Так, начинаю потихоньку публиковать кромерские tutti quanti. Поехали.
***
Постоянство глубокой любви к Кромеру и надежда на скорое возвращение сюда — вещи, которые поддерживали на плаву весь предыдущий ужасный год, да и в этом тоже, особенно начиная с марта, когда ушел отец и я как будто застряла в дурной бесконечности: все давалось с трудом, и главной задачей было — не дай Бог не забыть чего-то важного из прошлого, где был папа и наши с ним разговоры, часто неловкие, но без которых невозможно было обойтись. Мысли о Кромере давали волю полузабытым и почти уже стершимся воспоминаниям, делая их отчетливее, а значит, живее.
***
Еще с утра мне не верилось, что уже сегодня днем мы будем в Кромере: так бывает, когда чего-то ждешь так сильно и даже отчаянно, что острота переживаний постепенно притупляется, и ты оказываешься в no man’s land, на ничейной земле, где горизонт воображения истончается и маячит где-то совсем вдалеке. В первом по времени поезде до Нориджа я лениво читала взятую с собой книгу, поминутно отвлекаясь на соцсети, но уже на вокзале, ожидая вторую электричку и увидев табло с конечной станцией «Шерингем», я внезапно поняла, что до-кромерское бессмысленное лето кончилось, и дальше все должно измениться.

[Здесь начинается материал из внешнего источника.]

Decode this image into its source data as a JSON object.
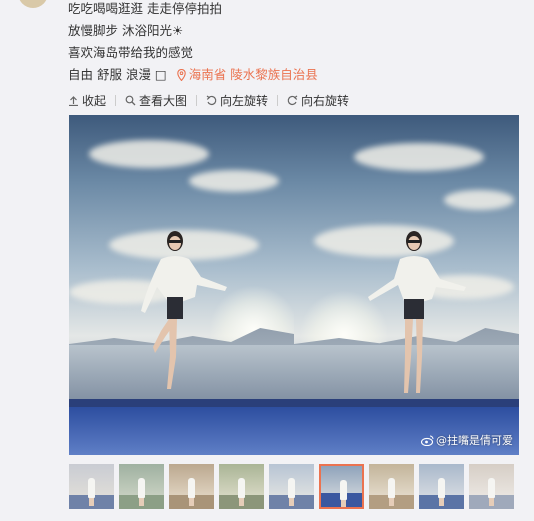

Поезд — новый, похожий на лондонский Thamselink — вез нас привычным маршрутом, как вдруг механическая девушка (Энн? Селия? Рут?) отчетливо произнесла «Кромер», пропустив Раутон Роуд. Новый состав там больше не останавливается, а, значит, и время ожидания сократилось минут на пятнадцать: мы вышли на кромерском вокзале, было без четверти четыре, и в бледное небо на севере уже врезались шпили церкви Петра и Павла. Et in Arcadia ego.
***
Счастьем может стать что угодно: хозяин нашей гостиницы, который перечисляет привычное, добавляя «ну вы и так наверняка все помните»; гаджеты, которые сразу подключились к гостиничному вайфаю; мыло в ванной, у которого запах мальвы и вербены; дорога к морю — все та же, идущая мимо эдвардианских коттеджей, а спуск к берегу по обыкновению уставлен старыми катерами и кабестанами — и, наконец, Пирс под косым дождем, и зеленая волна высокого прилива полностью скрыла его темные сваи. Old Boys Groynes тоже почти полностью ушли под воду, и над морем неистовствуют чайки.
***
Вечером прогуливались по Променаду, почти пустынному из-за дождя и пронизывающего ветра, когда заметили в море довольно далеко от берега крошечную фигуру. Подошли поближе — фигура то исчезала, то снова появлялась над водой, пытаясь удержаться на плаву. Мы обеспокоенно шли вдоль парапета набережной и следили за человеком в волнах: он — вернее, она (как выяснилось, это была девушка) — медленно, но неуклонно приближалась к берегу, и ее движения становились все более резкими и размашистыми. Через минуту она спокойно вышла из воды, где ее поджидал то ли ее парень, то ли просто приятель — накинул на плечи полотенце, и они уселись на один из волнорезов, не замечая холода и надвигающейся темноты. Здесь становится понятно, что сюжет «Питера Граймса» — никакая не выдумка, а самая настоящая быль.